Steeds meer mensen worstelen met de onduidelijkheid en de vaagheid van de strafrechtelijke verboden. Men weet niet waar men aan toe is. In het kader van het lex certa beginsel is het zaak dat het Veiligheidsberaad – dat is de vergadering van alle voorzitters van de 25 veiligheidsregio’s – de inhoud van de noodverordening aan een kritische toets onderwerpt. En nu de noodverordening na de wijzingen in het kabinetsbeleid toch aangepast dient te worden, doen we graag enkele aanbevelingen.
In deel 9 van deze serie stortten we ons al op de onbepaaldheid van het begrip samenkomsten in de noodverordening. In dit deel behandelen we de afstandseis in art. 2.2 Noodverordening.
De titel boven art. 2.2 Is: ‘Niet in acht nemen veilige afstand’, maar wat staat daar nu werkelijk in? Het eerste lid luidt letterlijk:
Het is verboden zich in een groep van drie of meer personen op te houden zonder tot de dichtstbijzijnde persoon in die groep en andere personen een afstand te houden van ten minste 1,5 meter.
Eenvoudig gezegd staat er dat als je een groep vormt van meer dan twee personen, je gehouden bent een afstand tot elkaar te bewaren van 1.5 meter. Dat is niet conform de Aanwijzing van de Minister van VWS. Die wil dat we de 1.5 meter afstandseis ook respecteren als we met z’n tweeën zijn. De noodverordening verbiedt niet voor niets de contactberoepen.

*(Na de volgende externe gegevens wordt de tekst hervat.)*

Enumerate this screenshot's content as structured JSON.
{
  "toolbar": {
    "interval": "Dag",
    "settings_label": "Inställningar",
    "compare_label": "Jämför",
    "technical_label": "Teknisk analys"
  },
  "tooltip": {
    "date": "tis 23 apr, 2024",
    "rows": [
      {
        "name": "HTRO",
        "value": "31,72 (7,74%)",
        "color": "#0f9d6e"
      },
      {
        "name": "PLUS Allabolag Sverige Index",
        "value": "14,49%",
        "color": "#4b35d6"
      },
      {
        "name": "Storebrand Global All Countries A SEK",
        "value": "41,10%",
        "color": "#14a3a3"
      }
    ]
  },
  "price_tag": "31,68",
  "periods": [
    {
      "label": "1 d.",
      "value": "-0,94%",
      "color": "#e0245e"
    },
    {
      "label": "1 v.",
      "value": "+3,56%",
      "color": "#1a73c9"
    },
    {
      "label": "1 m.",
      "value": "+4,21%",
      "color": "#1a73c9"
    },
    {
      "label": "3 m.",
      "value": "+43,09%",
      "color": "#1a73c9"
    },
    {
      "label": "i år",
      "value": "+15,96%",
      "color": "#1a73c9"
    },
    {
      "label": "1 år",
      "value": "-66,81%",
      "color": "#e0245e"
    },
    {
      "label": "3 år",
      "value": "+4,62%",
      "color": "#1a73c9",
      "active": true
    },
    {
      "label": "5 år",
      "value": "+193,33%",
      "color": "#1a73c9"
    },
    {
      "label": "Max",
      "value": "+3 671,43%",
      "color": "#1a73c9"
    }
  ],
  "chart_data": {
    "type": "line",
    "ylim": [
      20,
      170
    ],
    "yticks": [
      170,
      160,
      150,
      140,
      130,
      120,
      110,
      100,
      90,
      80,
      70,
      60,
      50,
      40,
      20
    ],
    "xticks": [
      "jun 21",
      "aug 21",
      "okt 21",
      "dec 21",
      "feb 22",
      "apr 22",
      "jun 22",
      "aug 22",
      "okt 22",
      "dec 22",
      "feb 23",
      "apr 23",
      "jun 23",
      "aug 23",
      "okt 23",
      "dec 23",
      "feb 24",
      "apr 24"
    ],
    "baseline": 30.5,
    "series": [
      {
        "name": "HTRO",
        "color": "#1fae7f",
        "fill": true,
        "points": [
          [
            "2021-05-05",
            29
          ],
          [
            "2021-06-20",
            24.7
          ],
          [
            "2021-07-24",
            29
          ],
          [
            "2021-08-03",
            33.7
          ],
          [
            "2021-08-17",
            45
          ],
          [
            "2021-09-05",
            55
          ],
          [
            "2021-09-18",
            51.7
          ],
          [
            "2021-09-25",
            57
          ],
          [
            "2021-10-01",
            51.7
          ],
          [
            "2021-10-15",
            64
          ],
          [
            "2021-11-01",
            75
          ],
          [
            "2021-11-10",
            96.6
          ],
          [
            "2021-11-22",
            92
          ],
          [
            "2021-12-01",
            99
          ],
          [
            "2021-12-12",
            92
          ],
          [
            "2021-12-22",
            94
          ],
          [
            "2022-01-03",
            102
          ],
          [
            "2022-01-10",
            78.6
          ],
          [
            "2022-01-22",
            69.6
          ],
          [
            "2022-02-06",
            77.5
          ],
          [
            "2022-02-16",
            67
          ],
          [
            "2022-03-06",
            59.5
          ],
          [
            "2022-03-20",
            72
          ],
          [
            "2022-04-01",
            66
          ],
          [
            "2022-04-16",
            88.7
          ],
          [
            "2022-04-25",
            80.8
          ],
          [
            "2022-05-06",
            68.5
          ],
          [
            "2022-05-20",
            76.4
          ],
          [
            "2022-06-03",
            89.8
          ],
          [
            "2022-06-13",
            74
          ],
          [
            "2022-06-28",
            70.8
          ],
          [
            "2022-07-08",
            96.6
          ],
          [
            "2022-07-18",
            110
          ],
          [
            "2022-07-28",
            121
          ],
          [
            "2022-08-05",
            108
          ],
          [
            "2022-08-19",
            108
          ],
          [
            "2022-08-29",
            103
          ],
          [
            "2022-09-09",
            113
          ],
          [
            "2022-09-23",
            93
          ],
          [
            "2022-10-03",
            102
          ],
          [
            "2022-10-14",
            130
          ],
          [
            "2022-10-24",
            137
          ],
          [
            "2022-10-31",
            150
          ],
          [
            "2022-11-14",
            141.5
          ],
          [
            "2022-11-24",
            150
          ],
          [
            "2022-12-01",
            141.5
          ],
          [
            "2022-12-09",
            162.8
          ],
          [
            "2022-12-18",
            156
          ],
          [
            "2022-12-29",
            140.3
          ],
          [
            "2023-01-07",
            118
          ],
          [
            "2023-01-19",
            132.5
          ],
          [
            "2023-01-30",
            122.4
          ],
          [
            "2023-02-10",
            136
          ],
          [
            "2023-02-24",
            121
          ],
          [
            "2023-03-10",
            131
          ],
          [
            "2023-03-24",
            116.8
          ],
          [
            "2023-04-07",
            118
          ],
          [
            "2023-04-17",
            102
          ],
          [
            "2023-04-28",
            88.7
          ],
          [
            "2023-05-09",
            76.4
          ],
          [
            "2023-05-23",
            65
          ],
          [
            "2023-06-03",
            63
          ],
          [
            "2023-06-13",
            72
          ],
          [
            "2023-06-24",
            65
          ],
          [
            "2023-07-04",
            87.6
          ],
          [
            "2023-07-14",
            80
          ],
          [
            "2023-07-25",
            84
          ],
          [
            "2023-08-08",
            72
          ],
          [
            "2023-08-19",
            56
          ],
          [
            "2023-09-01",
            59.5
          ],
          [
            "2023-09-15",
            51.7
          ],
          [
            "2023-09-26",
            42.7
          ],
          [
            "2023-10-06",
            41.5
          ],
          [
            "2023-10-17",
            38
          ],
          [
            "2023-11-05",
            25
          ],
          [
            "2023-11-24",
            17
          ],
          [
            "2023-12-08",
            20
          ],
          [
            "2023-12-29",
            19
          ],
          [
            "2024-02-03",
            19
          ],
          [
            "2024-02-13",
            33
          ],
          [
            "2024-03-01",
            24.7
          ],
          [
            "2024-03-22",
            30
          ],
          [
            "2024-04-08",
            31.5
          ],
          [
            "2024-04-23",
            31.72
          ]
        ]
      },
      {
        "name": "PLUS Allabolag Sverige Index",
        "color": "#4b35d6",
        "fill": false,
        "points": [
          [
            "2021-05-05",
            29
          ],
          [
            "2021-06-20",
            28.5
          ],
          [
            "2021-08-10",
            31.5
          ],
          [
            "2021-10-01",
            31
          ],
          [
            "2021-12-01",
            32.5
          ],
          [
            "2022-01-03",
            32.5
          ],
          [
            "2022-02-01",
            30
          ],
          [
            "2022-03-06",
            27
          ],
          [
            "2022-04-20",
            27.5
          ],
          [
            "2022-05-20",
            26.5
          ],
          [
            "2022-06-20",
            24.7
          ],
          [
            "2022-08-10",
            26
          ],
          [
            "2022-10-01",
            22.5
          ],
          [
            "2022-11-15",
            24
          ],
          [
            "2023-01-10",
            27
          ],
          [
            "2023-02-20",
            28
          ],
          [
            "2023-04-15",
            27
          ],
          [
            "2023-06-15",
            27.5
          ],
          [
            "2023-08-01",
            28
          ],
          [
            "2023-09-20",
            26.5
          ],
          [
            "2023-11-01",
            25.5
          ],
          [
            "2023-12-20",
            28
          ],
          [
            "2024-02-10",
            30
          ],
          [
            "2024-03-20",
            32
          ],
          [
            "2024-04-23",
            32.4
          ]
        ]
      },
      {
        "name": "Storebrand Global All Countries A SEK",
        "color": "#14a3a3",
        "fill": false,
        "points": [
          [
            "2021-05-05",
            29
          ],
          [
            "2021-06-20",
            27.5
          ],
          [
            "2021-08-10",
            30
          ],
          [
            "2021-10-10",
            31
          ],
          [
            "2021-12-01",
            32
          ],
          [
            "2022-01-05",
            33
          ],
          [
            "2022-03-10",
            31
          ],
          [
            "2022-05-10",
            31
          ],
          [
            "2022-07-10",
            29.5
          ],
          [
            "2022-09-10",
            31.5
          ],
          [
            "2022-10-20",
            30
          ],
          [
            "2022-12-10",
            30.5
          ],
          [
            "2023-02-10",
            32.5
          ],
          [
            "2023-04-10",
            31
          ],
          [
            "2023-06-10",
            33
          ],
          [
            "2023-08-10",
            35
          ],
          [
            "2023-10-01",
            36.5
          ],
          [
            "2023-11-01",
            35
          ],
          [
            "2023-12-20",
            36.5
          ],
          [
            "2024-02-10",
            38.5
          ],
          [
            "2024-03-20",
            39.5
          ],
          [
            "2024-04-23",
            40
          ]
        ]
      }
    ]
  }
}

Een tweede bezwaar is dat de bepaling haaks staat op het verbod van samenkomsten in art. 1 van de corona-noodverordeningen. Immers, je mag niet deelnemen aan een samenkomst. Dit artikel suggereert dat personen wel een groep mogen vormen. Wat is het verschil tussen een samenkomst en een groep? Een samenkomst bestaat per definitie uit een groep mensen. En omgekeerd vormt een groep mensen een samenkomst.
Dan het tweede lid. Dit luidt:
2. Dit verbod is niet van toepassing op:
a. personen die een gezamenlijke huishouding vormen;
b. kinderen tot en met 12 jaar die samenspelen onder toezicht van een of meer van hun ouders of voogden die daarbij onderling een afstand van 1,5 meter in acht nemen.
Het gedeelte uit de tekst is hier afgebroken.